Il ne répond pas et s'enfuit en courant, en direction des toilettes. Ça me fait sourire pendant que je me réinstalle dans mon canapé en me demandant s'il voulait vraiment aller aux toilettes ou s'il voulait aller dans son dortoir. Maintenant, c'est bon, tous les regards qui se posent sur moi sont à nouveau un peu respectueux. Surtout ceux des plus jeunes. Ils ont l'air d'avoir compris qu'il ne fallait pas chercher Molly II Weasley sous peine de représailles massives. Roxanne apparaît devant mes yeux et se met à rire en me tendant la main pour que je tape dedans. Je hausse un sourcil et garde les bras croisés sur ma poitrine.

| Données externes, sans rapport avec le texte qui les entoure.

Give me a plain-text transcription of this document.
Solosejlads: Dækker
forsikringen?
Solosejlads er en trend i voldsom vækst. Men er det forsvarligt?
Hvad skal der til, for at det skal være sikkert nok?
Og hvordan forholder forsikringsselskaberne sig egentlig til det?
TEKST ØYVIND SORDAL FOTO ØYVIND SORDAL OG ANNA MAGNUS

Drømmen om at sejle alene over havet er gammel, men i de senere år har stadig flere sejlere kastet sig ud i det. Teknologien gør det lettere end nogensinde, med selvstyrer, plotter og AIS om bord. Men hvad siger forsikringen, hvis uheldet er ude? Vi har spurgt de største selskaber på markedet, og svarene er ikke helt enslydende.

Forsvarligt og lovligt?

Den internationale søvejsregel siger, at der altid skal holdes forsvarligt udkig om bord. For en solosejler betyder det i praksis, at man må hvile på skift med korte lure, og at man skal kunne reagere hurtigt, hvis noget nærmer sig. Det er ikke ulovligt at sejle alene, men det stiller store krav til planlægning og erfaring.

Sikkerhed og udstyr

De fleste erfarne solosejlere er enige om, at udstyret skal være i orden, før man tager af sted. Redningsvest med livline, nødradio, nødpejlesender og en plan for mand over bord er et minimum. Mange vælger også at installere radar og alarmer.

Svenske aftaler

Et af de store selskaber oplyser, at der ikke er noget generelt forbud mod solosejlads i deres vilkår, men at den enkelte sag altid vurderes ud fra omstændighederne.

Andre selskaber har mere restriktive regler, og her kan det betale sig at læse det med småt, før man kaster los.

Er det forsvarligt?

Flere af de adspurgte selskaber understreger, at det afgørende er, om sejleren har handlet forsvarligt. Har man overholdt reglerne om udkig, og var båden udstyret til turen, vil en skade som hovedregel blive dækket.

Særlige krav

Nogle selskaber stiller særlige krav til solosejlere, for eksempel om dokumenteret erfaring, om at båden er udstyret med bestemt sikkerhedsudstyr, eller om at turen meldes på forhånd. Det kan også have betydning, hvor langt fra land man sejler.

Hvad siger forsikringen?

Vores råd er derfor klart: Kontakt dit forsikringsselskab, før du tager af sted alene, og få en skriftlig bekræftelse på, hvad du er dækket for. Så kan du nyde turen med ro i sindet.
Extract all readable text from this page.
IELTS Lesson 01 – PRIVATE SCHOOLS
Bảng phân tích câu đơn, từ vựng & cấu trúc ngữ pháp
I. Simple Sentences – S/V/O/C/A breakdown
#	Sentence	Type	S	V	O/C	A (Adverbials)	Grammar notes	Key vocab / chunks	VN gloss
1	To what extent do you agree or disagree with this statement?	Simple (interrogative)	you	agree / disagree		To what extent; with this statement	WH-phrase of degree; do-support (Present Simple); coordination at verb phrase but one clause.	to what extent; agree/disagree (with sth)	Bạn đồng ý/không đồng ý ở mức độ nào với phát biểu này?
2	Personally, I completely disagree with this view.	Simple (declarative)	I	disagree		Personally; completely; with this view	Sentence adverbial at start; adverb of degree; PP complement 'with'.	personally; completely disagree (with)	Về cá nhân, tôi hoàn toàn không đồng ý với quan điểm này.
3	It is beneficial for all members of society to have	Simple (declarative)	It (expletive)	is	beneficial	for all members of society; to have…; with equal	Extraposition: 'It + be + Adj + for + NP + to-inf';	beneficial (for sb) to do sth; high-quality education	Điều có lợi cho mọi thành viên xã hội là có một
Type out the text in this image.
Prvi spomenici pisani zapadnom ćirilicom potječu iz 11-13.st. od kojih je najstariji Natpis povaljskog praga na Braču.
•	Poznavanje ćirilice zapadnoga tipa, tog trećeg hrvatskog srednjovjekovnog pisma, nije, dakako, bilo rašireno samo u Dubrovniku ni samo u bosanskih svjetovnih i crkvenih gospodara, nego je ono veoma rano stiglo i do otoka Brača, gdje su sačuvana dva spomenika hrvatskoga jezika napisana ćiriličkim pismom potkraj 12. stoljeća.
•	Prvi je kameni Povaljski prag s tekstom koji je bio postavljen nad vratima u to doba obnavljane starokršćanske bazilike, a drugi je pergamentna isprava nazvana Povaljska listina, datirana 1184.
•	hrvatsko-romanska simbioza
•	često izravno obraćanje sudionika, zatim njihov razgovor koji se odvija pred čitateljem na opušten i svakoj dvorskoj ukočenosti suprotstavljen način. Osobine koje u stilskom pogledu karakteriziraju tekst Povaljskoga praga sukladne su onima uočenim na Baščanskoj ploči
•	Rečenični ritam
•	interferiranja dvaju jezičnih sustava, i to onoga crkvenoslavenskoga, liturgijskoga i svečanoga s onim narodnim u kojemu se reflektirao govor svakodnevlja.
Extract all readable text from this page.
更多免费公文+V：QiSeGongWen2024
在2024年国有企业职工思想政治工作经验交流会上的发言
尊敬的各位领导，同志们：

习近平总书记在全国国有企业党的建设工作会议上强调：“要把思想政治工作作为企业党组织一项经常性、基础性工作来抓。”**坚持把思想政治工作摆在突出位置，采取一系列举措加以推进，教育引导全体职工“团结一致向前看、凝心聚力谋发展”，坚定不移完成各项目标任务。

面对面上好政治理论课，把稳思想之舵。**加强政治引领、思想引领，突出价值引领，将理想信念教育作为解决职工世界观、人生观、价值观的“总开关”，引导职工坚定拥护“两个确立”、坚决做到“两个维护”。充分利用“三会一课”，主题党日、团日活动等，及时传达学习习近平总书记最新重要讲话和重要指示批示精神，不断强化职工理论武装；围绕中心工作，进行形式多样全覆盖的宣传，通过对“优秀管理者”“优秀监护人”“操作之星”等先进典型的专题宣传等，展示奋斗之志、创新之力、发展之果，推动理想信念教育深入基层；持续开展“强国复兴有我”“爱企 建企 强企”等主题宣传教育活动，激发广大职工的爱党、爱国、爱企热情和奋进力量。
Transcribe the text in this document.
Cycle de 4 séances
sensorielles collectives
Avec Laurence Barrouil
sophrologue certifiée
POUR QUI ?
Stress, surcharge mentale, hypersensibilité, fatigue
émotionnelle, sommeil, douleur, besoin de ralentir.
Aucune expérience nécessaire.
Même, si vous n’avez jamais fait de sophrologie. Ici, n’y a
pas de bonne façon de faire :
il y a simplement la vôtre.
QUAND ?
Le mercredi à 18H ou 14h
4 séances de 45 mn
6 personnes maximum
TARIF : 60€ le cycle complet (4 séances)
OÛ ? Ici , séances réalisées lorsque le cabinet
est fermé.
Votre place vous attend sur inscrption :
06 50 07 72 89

« Ah ouais, s'offusque-t-elle, tu te la joues comme ça ?

– Fais pas genre, Roxanne, c'est en partie de ta faute.

– Tu n'as aucun humour. Je voulais te remercier d'avoir fait taire tous les petits bruyants mais comme tu n'es qu'une ingrate, tant pis. »

Elle essaye de me donner une petite tape sur la tête que j'esquive facilement et elle s'en va en me tirant la langue. Je soupire en tentant de ne pas sourire. Je ne lui ai pas pardonné l'agression de ce matin. Ça mérite encore une petite vengeance.